Mais de manière générale, « elle a toujours attiré beaucoup de monde, même avant sa rénovation », explique le Père Ambroise Tshibangu. « Mais une chose m’étonne, c’est que des personnes ayant vécu 50 ou 60 ans ici, viennent la visiter pour la première fois. Et d’un côté ça ne me surprend pas, lorsque je vois l’état des ruines romaines en bas de la Basilique », se désole-t-il. En effet, si la Basilique s’est embellie grâce à plusieurs mécènes, (les mêmes que ceux qui ont participé à la restauration de Notre Dame d’Afrique à Alger) à quelques mètres de là les « Vestiges d’Hippone », des ruines romaines datant du Ve siècle, sont presque laissés à l’abandon. Tout un amphithéâtre envahi par les mauvaises herbes  est devenu un foyer d’insécurité, où des jeunes Annabis squattent et font fuir les touristes. Le site n’est même pas classé au titre de patrimoine de la ville et aucune autorité n’entretient le lieu. La richesse de ce théâtre antique qui a survécu à des millénaires est devenue invisible, le savoir-faire de bâtisseurs de l’antiquité est devenu un tas de pierre qui sert de repaire à certains « hististes ».

La Basilique reste ainsi la rescapée des vies antérieures d’Annaba, Bône, ou Hippone.
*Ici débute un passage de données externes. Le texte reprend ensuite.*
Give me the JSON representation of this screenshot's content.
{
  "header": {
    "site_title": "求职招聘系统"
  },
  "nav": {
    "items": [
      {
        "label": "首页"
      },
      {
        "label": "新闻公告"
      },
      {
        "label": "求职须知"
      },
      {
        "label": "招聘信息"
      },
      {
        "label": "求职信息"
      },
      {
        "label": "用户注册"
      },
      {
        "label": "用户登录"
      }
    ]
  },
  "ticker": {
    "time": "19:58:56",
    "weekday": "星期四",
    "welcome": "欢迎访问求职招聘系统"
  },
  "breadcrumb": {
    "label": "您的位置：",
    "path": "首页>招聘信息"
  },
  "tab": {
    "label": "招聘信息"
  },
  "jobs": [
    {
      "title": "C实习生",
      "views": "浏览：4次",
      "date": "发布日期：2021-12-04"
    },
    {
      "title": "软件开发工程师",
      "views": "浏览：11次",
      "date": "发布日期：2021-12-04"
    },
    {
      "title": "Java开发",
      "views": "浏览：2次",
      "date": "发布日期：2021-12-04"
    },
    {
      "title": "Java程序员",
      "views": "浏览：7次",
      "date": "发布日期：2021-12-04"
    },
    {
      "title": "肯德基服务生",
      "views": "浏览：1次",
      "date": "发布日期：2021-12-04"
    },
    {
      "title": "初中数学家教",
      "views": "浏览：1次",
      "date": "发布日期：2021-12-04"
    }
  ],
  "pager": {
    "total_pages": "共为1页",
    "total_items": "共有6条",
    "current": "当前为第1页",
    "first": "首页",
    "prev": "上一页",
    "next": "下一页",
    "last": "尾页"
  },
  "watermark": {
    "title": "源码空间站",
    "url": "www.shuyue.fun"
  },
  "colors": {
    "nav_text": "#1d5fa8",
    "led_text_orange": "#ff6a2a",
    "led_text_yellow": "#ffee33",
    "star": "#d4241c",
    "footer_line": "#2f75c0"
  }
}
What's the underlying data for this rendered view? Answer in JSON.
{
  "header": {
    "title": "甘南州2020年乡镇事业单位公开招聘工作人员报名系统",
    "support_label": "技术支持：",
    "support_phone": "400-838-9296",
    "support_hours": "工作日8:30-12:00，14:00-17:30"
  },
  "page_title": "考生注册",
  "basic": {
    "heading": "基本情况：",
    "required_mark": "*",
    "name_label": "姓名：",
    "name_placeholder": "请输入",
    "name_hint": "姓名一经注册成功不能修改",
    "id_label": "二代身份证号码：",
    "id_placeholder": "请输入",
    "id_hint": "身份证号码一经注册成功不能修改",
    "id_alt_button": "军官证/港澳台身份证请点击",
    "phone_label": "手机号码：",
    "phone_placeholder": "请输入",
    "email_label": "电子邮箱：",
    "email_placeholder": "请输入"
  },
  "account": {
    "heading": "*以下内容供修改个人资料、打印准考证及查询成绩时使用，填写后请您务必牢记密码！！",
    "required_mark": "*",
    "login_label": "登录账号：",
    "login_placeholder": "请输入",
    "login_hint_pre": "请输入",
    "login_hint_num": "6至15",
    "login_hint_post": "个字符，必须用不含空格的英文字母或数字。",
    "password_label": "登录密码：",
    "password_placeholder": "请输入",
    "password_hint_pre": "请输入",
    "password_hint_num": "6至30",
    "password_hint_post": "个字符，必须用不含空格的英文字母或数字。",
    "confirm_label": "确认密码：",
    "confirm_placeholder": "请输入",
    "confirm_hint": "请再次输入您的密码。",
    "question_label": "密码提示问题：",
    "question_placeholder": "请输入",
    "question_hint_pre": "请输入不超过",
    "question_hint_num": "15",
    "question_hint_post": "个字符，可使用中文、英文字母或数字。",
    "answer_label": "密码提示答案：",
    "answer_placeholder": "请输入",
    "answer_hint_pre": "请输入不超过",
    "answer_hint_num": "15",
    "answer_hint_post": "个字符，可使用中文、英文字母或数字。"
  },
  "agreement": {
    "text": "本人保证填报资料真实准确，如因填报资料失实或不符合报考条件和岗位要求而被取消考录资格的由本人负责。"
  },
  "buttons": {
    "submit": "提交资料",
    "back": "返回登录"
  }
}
Malgré un niveau de vétusté avancé, elle est parvenue à renaître de ses cendres grâce à des travaux de restauration de grande envergure. Même s’il fallut 10 ans de négociations pour effectuer les travaux, rappelle le père qui officie à la Basilique.

La Basilique d'Annaba est inaugurée ce samedi 19 octobre. Photo Collectif Makkouk
La Basilique d’Annaba est inaugurée ce samedi 19 octobre. Photo Collectif Makkouk

Elle survit au temps qui passe et cette année elle fête son bicentenaire, à cette occasion elle s’offrira un nouvel orgue. Le géant de cuivre envoyé en France pour être également rénové, était la dernière étape de la mue de Lalla Bouna. Les notes du nouvel orgue ajouteront une nouvelle solennité pour célébrer la naissance d’un nouvel édifice.